You see, when I was waiting for the nurse to come with the drugs I needed after the doctor evaluated me, in one last act of trying to control the situation I asked my wife to read me the readings for this Sunday so I could start my working on my sermon in my head. So she got out my phone, looked up the readings and began to read them aloud. As soon as she said the first reading was from Hosea, I thought, boy, I don’t want to hear this. The term “children of whoredom” was used in last week’s reading, so I braced myself for another blast of God’s displeasure with the people of the Northern Kingdom of Israel after the glory of David and Solomon’s reigns had begun to fade, and the apostasy and heresy began.
Yet, instead of words of rebuke, I heard the loving words of a parent to a child. “Yet it was I who taught Ephraim to walk, I took them up in my arms…I led them with cords of human kindness, with bands of love. I was to them like those who lift infants to their cheeks.”
That’s exactly what I wanted to hear. The heartbroken voices of those who were hurting were still be whispered all around me, and this was an answer to my prayer. While I was waiting there for the doctor I had prayed that God would be with all those who were in pain, to let them know He loved them…and then came those wonderful words from the Prophet Hosea.
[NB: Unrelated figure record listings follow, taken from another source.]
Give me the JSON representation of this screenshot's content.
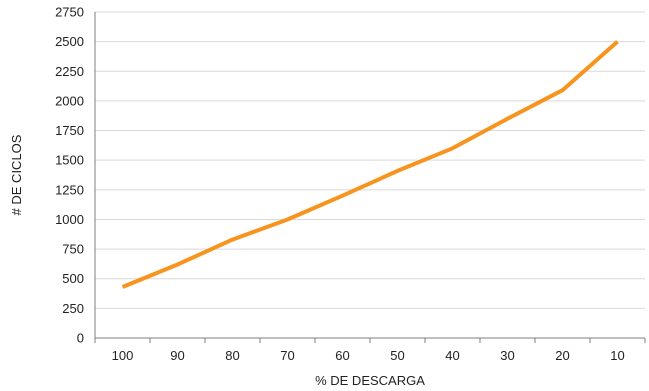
{
  "chart_data": {
    "type": "line",
    "xlabel": "% DE DESCARGA",
    "ylabel": "# DE CICLOS",
    "categories": [
      "100",
      "90",
      "80",
      "70",
      "60",
      "50",
      "40",
      "30",
      "20",
      "10"
    ],
    "series": [
      {
        "values": [
          430,
          620,
          830,
          1000,
          1200,
          1410,
          1600,
          1850,
          2090,
          2500
        ]
      }
    ],
    "ylim": [
      0,
      2750
    ],
    "yticks": [
      0,
      250,
      500,
      750,
      1000,
      1250,
      1500,
      1750,
      2000,
      2250,
      2500,
      2750
    ],
    "grid": true,
    "legend": "none",
    "colors": {
      "line": "#F7941D",
      "grid": "#D9D9D9",
      "axis": "#7F7F7F",
      "text": "#222222"
    }
  }
}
That’s really what my job is in the end. To love people. Like God told Hosea. My job is not to order the universe despite that fact that that appears on my to do list. Yes, sometimes in order to bring this love to people I have to start by making to-do lists and making phone calls, but these are just the means of doing my job, not the sum total of what I do. My job is to show people that God loves them and to love them in turn.
That is the good news of Christ. Despite all the wretched things we can to do God and to our fellow man, God still wants to remind us that He made us, and He loves us. Don’t hear me wrong, the book of Hosea is not easy to read, and Hosea is not done registering the Lord’s complaints with the leaders of Israel. In the same way, we are not done doing stupid things here in the Church and in our lives to God and to those around us, yet God will always remind us: I love you. And sure, part of my job, just like Hosea, is to tell people things they don’t want to hear, to remind them of the way God wants us to live our lives, but these are secondary to the main mission of the Church, to bring God’s Holy love to all around us.
In the midst of my dashed plans and slightly arrogant beginning to my prayers on Monday, when I asked Him to be with me and those around me, my Father and yours reminded me that he delights in us. Regardless of how much we are doing to ignore Him in our daily life, or how hard we find it to believe in Him in bad circumstances, His compassion for us never changes.
In the end, I think that’s what the take home message from my experience was on Monday. My primary reason for getting up each morning should not be to get things done and to make my to-do list smaller or to impose my control on those around me. My reason for getting up each morning is that it gives me another chance to delight in God’s Love, and to share it with His children.